Als Massa sie aufforderte, zu trinken, sah sie kurz auf den Becher. Er nahm aus seinem einen kräftigen Schluck, und sie wusste nicht sicher, ob er ihr etwas erzählen würde, wenn sie jetzt nicht mit ihm trinken würde. Ist ja nur ein kleiner Becher. Ich ess nachher noch ein wenig. Der wird schon nicht so stark sein... Und so nahm sie einen weiteren Schluck auf nüchternen Magen und hörte zu.
Und Massa erzählte von einem halben Gemetzel. Doch nicht so, wie Castricius Tegula, Vaters Schwertbruder und engster freund, es getan hätte. Bei dem lauten und oft vulgären Mann hatte es immer glorreich geklungen. Er hatte solche Erzählungen immer geschlossen mit dem Satz “Ein wahres Fest für Mars!“ Und Massa erzählte es auch nicht wie ihr Vater, der die Tapferkeit und Standhaftigkeit der Männer lobte, der vor allem ihr die Taktik erklärte, indem sie ihre Spielsachen und die vielen von ihm geschnitzten Figuren in Schlachtreihen auf dem Atriumsfußboden einfach aufstellten und so die einzelnen Züge nachstellten.
So wie Massa es erzählte, klang es, als bedauere er es. Als er schließlich endete zu erzählen von den Toten und den Verletzten, von all dem Blut und den Verlusten, und noch einmal einen großen Schluck Wein hinunterstürzte, sah Axilla ihn einen Moment lang nur an. Er hatte so ein Tausend-Meilen-Starren und blickte einfach nur vor sich hin, ohne irgendwas zu sehen.
“Ihr habt getan, was getan werden musste“, erklärte sie und hörte sich dabei irgendwie etwas langsam an. Ihre Zunge fühlte sich irgendwie schwer an und ihre Gedanken hefteten sich immer wieder an einzelnen Gedankengängen fest. Aber sie war nicht betrunken! Nein, betrunken fühlte sich anders an. Vielleicht leicht beschwippst. Sie sollte etwas essen. Nachher. Sie schüttelte die wirren Gedanken beiseite und konzentrierte sich auf das, was sie sagen wollte.
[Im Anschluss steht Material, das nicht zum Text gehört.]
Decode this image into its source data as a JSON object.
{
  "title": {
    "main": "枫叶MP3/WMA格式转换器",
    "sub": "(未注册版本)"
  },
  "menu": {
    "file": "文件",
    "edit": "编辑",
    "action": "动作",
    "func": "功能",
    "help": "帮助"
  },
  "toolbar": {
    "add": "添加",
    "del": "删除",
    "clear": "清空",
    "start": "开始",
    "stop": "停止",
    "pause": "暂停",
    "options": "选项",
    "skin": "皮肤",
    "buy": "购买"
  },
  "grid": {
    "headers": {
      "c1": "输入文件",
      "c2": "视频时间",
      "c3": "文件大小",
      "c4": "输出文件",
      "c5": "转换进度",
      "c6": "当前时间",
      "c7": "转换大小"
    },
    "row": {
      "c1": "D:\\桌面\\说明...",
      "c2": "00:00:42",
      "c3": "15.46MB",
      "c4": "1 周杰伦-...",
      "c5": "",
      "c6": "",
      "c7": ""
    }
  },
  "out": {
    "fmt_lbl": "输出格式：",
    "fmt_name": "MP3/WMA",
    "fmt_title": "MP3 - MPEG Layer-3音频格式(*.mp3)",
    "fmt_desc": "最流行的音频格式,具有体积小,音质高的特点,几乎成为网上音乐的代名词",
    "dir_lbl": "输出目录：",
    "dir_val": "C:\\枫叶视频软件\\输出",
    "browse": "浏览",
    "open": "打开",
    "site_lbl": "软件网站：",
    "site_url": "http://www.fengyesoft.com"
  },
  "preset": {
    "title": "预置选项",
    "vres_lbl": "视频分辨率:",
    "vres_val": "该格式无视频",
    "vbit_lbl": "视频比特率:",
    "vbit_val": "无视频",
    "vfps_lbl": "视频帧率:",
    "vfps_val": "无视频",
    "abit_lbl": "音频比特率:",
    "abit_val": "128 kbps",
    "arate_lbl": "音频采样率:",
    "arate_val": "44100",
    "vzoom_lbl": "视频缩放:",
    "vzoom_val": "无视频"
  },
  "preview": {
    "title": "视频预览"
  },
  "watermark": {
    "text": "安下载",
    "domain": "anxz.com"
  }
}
“Durch eure Taten habt ihr Roms Grenzen gesichert. Jeder hier am Tisch kann nur hier sitzen, weil die Legionen die Grenzen des Reiches beschützen und so den Frieden bewahren. Jeder hier kann nur essen, weil aus Ägypten das nötige Korn für die Stadt verschickt wird. Jeder hier trägt schöne Stoffe, die gefärbt sind mit Pigmenten aus Syria, der Purpur kommt aus Kreta, der Weihrauch in den Tempeln kommt aus Judäa. Das Ebenholz der Möbel kommt aus Africa. Alles Dinge, die wir nur haben, weil unsere Legionen dafür Sorge tragen, dass wir sie haben können.
Und mehr noch! Ihr verhindert, dass diese Barbaren vom Ende der Welt hier her kommen und die Kinder erschlagen, römische Frauen schänden und versklaven und die Männer entehren. Ihr verhindert, dass unsere Tempel niedergebrannt und die Götter beleidigt werden. Ihr seid das Schild, das das römische Reich schützt und das blanke Schwert, das über uns alle wacht. Und jeder einzelne Bürger Roms sollte euch die Dankbarkeit erweisen, die ihr verdient habt, durch eure Taten jeden einzelnen Tag!“
Dass sie wohl etwas lauter gesprochen hatte, merkte Axilla erst, als sie ein paar Blicke auf sich fühlte. War ja nicht unbedingt alltäglich, dass eine Frau so vehement das römische Militär verteidigte. Allerdings hatte sie wohl nun genug Wein intus, um sich nicht in ein schamhaftes Lächeln zu retten, sondern mit aufrechter und stolzgeschwellter Brust gerade dazusitzen und kein As darauf zu geben, was die anderen denken mochten.